The reason for this negative effect is largely due to a positive reinforcement loop. When I ask people how they know their school district is good, more often than not, I get a lot of back tracking. We “know” intuitively that some school districts are better than others and, for lack of a better indicator, we rely on test scores to show this. We rely on test scores even though research has consistently shown that factors outside the school are the primary driver in student performance.
And so the cycle begins. Parents with the means to choose where to live select a home in a “good” school district and maybe pay more than they’d like to support their children. These parents, because they chose where to live based on the schools, are going to be more involved in their children’s education and will produce well performing students. These children go on to sustain or improve the test scores of their district, thus encouraging more involved parents to move into that district.
This sort of reinforcing loop hurts everyone involved. Parents who want to ensure their children receive every possible benefit probably pay more for their home than they should, while children from poor families are segregated into “poor” performing school districts without the opportunity to interact with a large diversity of socioeconomic statuses. We see this effect on a national level with a widening gap between rich and poor students (but a declining gap between white and black students), and we also see this effect on a local level.
I created two figures using the property value listings on Zillow for an area of North Schenectady and Niskayuna. In the first picture, I am only showing homes for sale or recently sold that are smaller than 2500 sqft. In the second picture, I add a filter to remove those homes that are less than $200k. The difference is stark, and for those of you not familiar with the Capital District, the dividing line in home prices is the border between the Schenectady School District and Niskayuna.
The interesting thing about these price differences is that these homes were all built around the same time, sit in the same neighborhood with equivalent access to amenities, and are of similar size, yet the homes in Niskayuna are significantly more expensive. This difference is the tax imposed on families who want to send their kids to a good school. The loss of involved parents makes Schenectady schools worse, and the divide further grows between the haves and have-nots.

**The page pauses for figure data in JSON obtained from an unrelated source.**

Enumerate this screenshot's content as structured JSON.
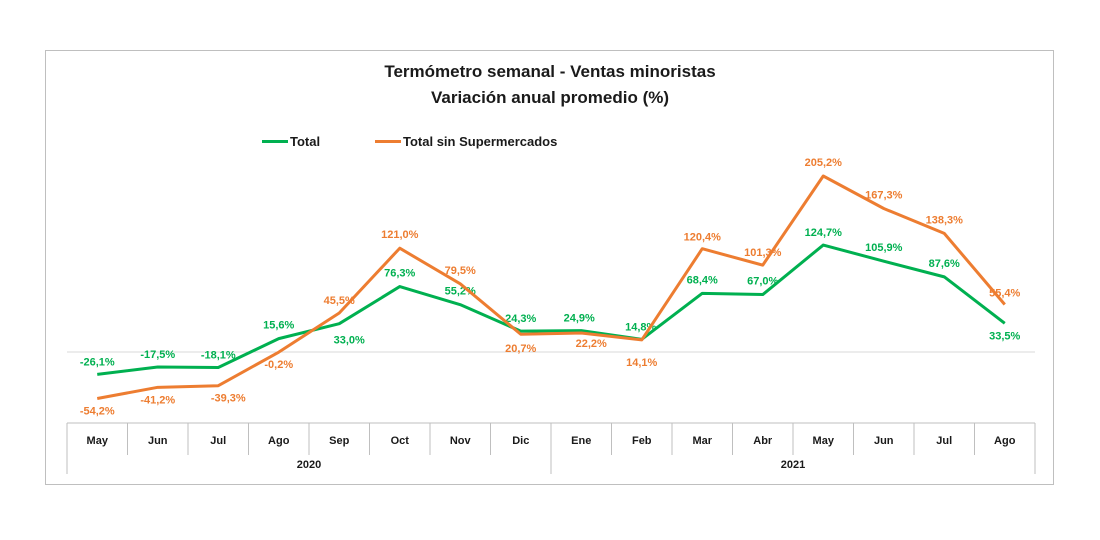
{
  "title": "Termómetro semanal - Ventas minoristas",
  "subtitle": "Variación anual promedio (%)",
  "legend": {
    "total": "Total",
    "sin_super": "Total sin Supermercados"
  },
  "colors": {
    "total": "#00b050",
    "sin_super": "#ed7d31",
    "axis": "#bfbfbf",
    "text": "#1a1a1a"
  },
  "chart_data": {
    "type": "line",
    "title": "Termómetro semanal - Ventas minoristas",
    "subtitle": "Variación anual promedio (%)",
    "categories": [
      "May",
      "Jun",
      "Jul",
      "Ago",
      "Sep",
      "Oct",
      "Nov",
      "Dic",
      "Ene",
      "Feb",
      "Mar",
      "Abr",
      "May",
      "Jun",
      "Jul",
      "Ago"
    ],
    "year_groups": [
      {
        "label": "2020",
        "count": 8
      },
      {
        "label": "2021",
        "count": 8
      }
    ],
    "series": [
      {
        "name": "Total",
        "key": "total",
        "values": [
          -26.1,
          -17.5,
          -18.1,
          15.6,
          33.0,
          76.3,
          55.2,
          24.3,
          24.9,
          14.8,
          68.4,
          67.0,
          124.7,
          105.9,
          87.6,
          33.5
        ],
        "labels": [
          "-26,1%",
          "-17,5%",
          "-18,1%",
          "15,6%",
          "33,0%",
          "76,3%",
          "55,2%",
          "24,3%",
          "24,9%",
          "14,8%",
          "68,4%",
          "67,0%",
          "124,7%",
          "105,9%",
          "87,6%",
          "33,5%"
        ]
      },
      {
        "name": "Total sin Supermercados",
        "key": "sin_super",
        "values": [
          -54.2,
          -41.2,
          -39.3,
          -0.2,
          45.5,
          121.0,
          79.5,
          20.7,
          22.2,
          14.1,
          120.4,
          101.3,
          205.2,
          167.3,
          138.3,
          55.4
        ],
        "labels": [
          "-54,2%",
          "-41,2%",
          "-39,3%",
          "-0,2%",
          "45,5%",
          "121,0%",
          "79,5%",
          "20,7%",
          "22,2%",
          "14,1%",
          "120,4%",
          "101,3%",
          "205,2%",
          "167,3%",
          "138,3%",
          "55,4%"
        ]
      }
    ],
    "ylim": [
      -60,
      210
    ],
    "grid": false,
    "legend_position": "top-left"
  }
}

Which brings me back to charter schools. If we had a system in which the state provided money to send your child to whichever school you wanted regardless of where you lived, then the arbitrary division between Niskayuna and Schenectady would disappear. Parents who want what’s best for their children can live more cheaply, and any student will have access to a diverse and well performing student body regardless of their ability to move. But all of these changes require that the funding come from a larger domain than a single school district, the funding must be given to students on a need basis to account for transportation and other needs, and schools must be restricted by socioeconomic status to ensure no school is a ghetto.
It’s what’s right for Schenectady, it’s right for NY state, and it’s important for social harmony. Our democracy depends on our ability to live together. Let’s start by eliminating school districts.